Thursday, January 30, 2025

Keeping an Eye on Elijah

 

If my suspected third great-grandfather William Laws had lived next door to a man with the same surname who was aged over twenty years older, I'd say it might be a safe bet to assume the two were father and son. Risky, I know, since I don't yet have any documentation to show for my guess—but that means it's time to go looking for any such records.

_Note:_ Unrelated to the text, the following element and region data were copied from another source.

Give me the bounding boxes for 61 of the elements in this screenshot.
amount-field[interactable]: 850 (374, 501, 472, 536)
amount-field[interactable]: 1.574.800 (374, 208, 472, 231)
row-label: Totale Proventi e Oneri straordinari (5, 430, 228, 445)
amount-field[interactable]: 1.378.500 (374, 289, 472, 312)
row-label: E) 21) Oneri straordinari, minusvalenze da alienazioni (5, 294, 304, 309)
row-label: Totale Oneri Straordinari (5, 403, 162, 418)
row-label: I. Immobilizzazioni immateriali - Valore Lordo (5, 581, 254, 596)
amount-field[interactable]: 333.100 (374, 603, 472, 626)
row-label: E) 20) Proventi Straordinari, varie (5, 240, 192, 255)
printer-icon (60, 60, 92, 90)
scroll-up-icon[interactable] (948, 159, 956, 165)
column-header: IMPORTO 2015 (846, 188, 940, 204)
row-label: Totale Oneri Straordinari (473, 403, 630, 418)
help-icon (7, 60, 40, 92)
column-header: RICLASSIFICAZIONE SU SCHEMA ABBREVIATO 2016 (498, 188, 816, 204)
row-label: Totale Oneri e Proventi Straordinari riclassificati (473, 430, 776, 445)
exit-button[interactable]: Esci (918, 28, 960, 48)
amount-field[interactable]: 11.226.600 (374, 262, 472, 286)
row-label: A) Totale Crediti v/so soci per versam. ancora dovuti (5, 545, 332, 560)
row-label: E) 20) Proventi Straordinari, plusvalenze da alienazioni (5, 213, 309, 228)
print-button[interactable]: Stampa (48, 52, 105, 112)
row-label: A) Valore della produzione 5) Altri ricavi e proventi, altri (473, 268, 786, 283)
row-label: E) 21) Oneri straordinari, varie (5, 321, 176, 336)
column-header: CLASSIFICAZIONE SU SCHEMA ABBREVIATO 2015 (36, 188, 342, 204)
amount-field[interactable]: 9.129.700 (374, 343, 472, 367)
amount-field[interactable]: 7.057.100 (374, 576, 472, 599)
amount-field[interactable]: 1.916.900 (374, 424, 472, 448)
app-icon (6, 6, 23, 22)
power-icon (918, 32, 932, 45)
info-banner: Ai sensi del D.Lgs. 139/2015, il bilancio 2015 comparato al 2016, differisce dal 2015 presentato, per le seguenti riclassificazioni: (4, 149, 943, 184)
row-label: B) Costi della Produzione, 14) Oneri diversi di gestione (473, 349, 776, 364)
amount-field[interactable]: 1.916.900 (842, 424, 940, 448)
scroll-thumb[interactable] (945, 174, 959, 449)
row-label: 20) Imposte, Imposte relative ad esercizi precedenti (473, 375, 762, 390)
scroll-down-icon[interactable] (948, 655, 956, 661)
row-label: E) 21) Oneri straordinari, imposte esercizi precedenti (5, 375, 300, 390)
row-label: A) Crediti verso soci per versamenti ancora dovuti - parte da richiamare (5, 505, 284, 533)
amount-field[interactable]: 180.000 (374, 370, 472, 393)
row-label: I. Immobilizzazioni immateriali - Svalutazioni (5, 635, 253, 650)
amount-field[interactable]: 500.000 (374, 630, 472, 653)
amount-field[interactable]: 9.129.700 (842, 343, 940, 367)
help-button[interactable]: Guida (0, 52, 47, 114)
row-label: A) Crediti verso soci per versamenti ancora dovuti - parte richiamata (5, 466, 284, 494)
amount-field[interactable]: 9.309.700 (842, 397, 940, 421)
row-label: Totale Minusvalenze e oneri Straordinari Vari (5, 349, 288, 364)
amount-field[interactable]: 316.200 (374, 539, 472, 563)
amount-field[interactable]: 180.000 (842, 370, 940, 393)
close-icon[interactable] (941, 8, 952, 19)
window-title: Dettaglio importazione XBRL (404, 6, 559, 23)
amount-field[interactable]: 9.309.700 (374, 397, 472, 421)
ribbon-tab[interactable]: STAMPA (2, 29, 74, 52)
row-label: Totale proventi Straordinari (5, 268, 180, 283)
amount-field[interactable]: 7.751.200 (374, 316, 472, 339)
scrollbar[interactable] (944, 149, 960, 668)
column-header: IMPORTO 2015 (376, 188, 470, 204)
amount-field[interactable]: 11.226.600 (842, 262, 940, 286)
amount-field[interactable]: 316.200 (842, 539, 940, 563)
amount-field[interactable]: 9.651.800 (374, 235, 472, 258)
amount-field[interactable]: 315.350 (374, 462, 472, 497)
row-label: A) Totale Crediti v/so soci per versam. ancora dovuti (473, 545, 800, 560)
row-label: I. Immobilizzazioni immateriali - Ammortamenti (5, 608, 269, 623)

While the two men lived in Yancey County, North Carolina, during the enumeration of the 1850 census, taking my question to FamilySearch Labs Full Text search with those details did not produce much helpful information. I tried linking the two names together, but while there were several hits for my query, none of them produced records in Yancey County.

Remembering the shifting borders of ever-evolving counties in the 1800s, I checked for history on Yancey County's formation. The county, it turns out, was created in 1833. If William himself was forty eight at the time of the 1850 census, I reasoned that there was plenty of time beforehand for William and Elijah to show up in records prior to 1833.

Based on that, my next step was to check what county or counties gave up territory that resulted in the newly-formed Yancey County: Burke County and Buncombe County. Back to the FamilySearch Labs to check for any records in either of those counties—nothing for Burke County, and in Buncombe, one sole mention of an Elijah Laws in the land description for a grant dated 1819. Signs of our Elijah? Hard to say at this point.

While there were no other mentions of Elijah Laws in those two counties, there were several mentions of an Elijah Laws in Wilkes County, including a summons to appear as a witness at the county courthouse in 1805. While Wilkes County was not exactly adjacent to the future Yancey County, it was nearby in the western portion of the state.

More to my purpose, though, was how reminiscent this find was of the results of my searches for William Laws, supposedly Elijah's son, in which William's own sons seemed to be always just one step ahead of local law enforcement before they finally slipped over the line into Tennessee.

With the end of January coming quickly to a close—and thus my time to tackle this research question any further—I'll add this to my ongoing to-do list for further research in a future year. Perhaps by then, more documents will be digitized, making it somewhat easier to locate the right Elijah Laws to determine if he and William Laws were indeed related—and how.